Je cite le Chef de l’État : « [...] 35 ans après la douleur est encore très vivement ressentie par les familles, par les juifs de France et par la communauté nationale, je veux ici vous l’assurer. Après tout ce temps passé, cette enquête particulièrement ardue n’a pas abouti à la condamnation des auteurs et c’est une blessure, pour autant la justice n’a jamais baissé les bras et n’a jamais refermé le dossier. Vous évoquez l’extradition demandée à la Norvège, les magistrats agissent pour surmonter les difficultés juridiques invoquées par ce pays, que sont justement la prescription et le fait que l’auteur norvégien ne peut en principe pas être extradé, je veux ici vous dire que tout sera mis en œuvre pour que cette enquête se poursuive et aille à son terme. »

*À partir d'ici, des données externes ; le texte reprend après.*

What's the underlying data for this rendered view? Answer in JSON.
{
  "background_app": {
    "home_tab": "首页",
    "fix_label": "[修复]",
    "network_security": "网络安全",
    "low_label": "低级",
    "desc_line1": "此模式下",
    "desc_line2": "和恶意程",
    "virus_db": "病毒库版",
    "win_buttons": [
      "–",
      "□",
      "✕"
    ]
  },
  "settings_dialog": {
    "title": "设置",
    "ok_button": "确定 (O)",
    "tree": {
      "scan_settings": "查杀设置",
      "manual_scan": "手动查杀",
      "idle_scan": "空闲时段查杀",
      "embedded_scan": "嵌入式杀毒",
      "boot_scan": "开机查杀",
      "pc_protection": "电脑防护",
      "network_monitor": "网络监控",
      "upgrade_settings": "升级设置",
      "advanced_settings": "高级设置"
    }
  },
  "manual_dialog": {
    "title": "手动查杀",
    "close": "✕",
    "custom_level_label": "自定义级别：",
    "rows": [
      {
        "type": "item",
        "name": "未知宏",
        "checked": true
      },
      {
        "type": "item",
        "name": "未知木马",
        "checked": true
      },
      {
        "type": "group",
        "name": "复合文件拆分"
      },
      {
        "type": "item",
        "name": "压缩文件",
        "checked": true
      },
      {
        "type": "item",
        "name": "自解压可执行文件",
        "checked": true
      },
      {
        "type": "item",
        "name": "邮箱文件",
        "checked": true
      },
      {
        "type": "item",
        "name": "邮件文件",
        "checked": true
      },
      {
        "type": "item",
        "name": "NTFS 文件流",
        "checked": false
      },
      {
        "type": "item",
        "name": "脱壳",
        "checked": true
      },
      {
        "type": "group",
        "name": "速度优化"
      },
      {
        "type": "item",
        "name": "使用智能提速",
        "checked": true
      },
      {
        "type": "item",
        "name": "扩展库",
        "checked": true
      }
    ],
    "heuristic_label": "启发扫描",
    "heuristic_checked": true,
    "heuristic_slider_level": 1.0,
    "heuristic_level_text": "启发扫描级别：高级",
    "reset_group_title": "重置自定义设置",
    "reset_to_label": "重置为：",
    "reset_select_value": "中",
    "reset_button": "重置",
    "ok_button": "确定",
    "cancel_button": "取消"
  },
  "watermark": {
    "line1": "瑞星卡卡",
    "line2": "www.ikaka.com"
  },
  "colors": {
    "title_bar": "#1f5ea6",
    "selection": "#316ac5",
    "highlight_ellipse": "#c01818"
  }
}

En juin 2018, j’ai été reçu à l’Élysée par la cellule diplomatique avec le porte‑parole d’une famille de victimes. Un conseiller diplomatique du Président de la République m’a assuré que des actions concrètes seraient engagées dans les meilleurs délais. Lesquelles ?

Le 17 juillet 2018, j’ai interrogé en commission des affaires étrangères le ministre Jean‑Yves Le Drian. Il m’a promis une réponse circonstanciée, toujours attendue à ce jour.

Puis vint cette incroyable révélation d’un pacte secret le 13 novembre 2018 dans le documentaire « Histoire secrète de l’anti‑terrorisme », diffusé sur France 2.

L’ancien directeur de la surveillance du territoire (DST) Yves Bonnet dévoile qu’au lendemain de l’attentat, la France aurait négocié un accord oral secret d’impunité avec l’organisation terroriste palestinienne Fatah conseil révolutionnaire, dit « groupe Abou Nidal », responsable de l’attentat. Les terroristes se sont vu octroyer le droit de circuler librement sur notre territoire contre l’assurance qu’ils ne frapperaient plus le pays.

Les ordres auraient émané directement du sommet de l’État.

Entendu par la justice le 30 janvier dernier, l’ancien DST a confirmé ses propos et assumé.

Il semble bien que nous soyons face à un scandale d’État.

L’affaire de l’attentat de la rue des Rosiers met en question notre stratégie antiterroriste dans sa globalité. Plus généralement, elle interroge la gestion des affaires réservées au sommet de l’État et sa capacité et détermination à assurer la sécurité de tous les Français sans distinction.

37 ans après les faits, les Français ont droit à la vérité. Surtout, justice doit être rendue pour que victimes et familles puissent enfin faire leur deuil. 

Dans ce contexte, à l’heure où la lutte contre le terrorisme et la lutte contre l’antisémitisme sont affichées comme des priorités gouvernementales, il appartient aujourd’hui à la Représentation nationale de mettre au jour :

– quelles actions concrètes ont été menées et seront mises en œuvre dans le court terme pour traduire en justice les terroristes présumés ?

– dans quelles conditions précises un tel pacte a‑t‑il pu être conclu ?

– est‑ce que d’autres pacte de même nature ont pu être passé avec d’autres organisations terroristes ?


proposition de rÉsolution

Article unique

En application des articles 137 et suivants du Règlement de l’Assemblée nationale, est créée une commission d’enquête de trente membres, chargée de faire un état des lieux sur l’attentat de la rue des Rosiers du 9 août 1982 à Paris, de sa gestion par les services de renseignements et les services politiques, tant au niveau de l’enquête que par la suite. Pour les victimes et leurs familles, la commission devra faire toute la lumière sur cette affaire.